2. I do think the dossier was "central" to the initial FISA approval.
2a. central has it's own spectrum, more than one thing could be "central" in context
2b. central evidence usually needs supporting evidence to make it pass the smell test
2c. without some further evidence the application wouldnt be renewed at 90 days
2d. hindsight of the dossier and that it's been debunked is at play. i think it had a lot more face validity at the time.
3. i get your hysteria about the dems weaponizing a govt process. i just dont share it. we're in an era where major political parties are backed by worldwide media conglomerates, with trillions invested into their success. the fact that a few bad apples are pulling strings in washington doesn't surprise me, nor does it scare me all that much personally. as ive stated before people who think FBI or CIA agents are apolitical are naive.
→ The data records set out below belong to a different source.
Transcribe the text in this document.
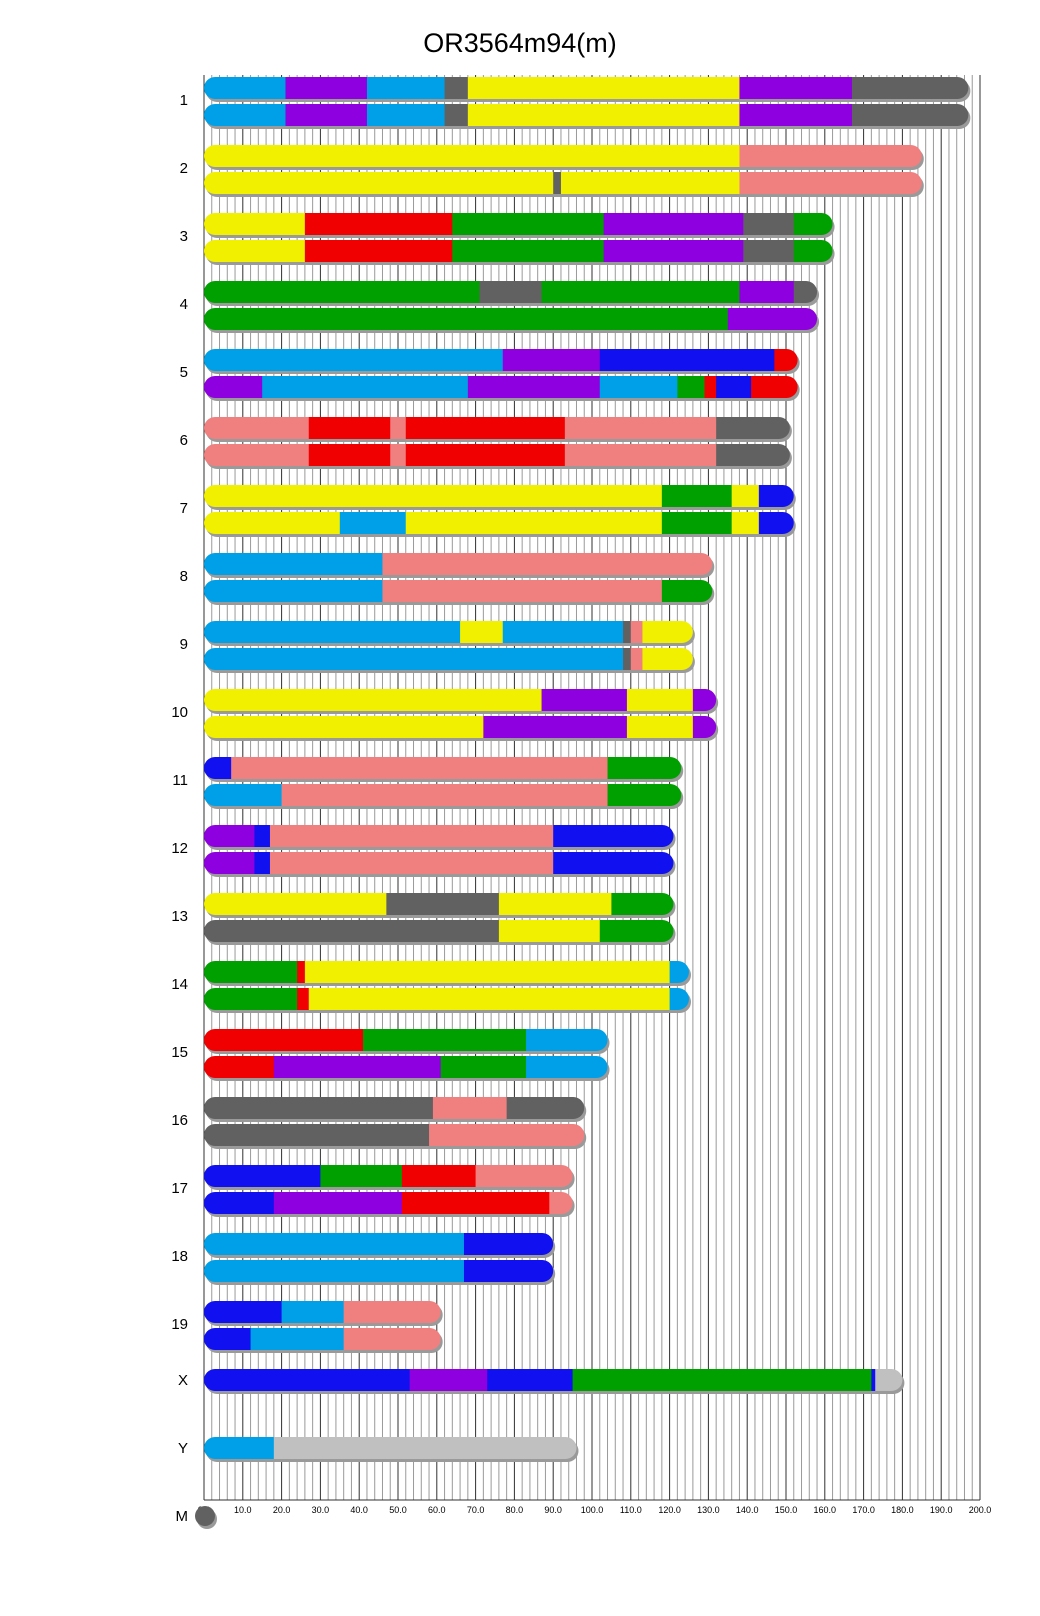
OR3564m94(m)
10.0 20.0 30.0 40.0 50.0 60.0 70.0 80.0 90.0 100.0 110.0 120.0 130.0 140.0 150.0 160.0 170.0 180.0 190.0 200.0
1
2
3
4
5
6
7
8
9
10
11
12
13
14
15
16
17
18
19
X
Y
M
4. the one thing that people who are anti-mueller and anti-dem never want to talk about. Putin had a vested interest in HRC losing and DT winning. that's a plain fact. turning govt officials is another basic fact of espionage. then there's posts like yours talking about someone's origin and how they dont "seem like a ruskie"... lets cut the bullshit, we fuck with other countries electoral processes, putin fucked with us. he likely did pull in someone in trumps general area and a fuckload in the govt generally, that's espionage101. we'll likely never find it, there's no paper trail, that's espionage102. but all of this "still no proof" and "i dont get why someone would be a traitor" stuff?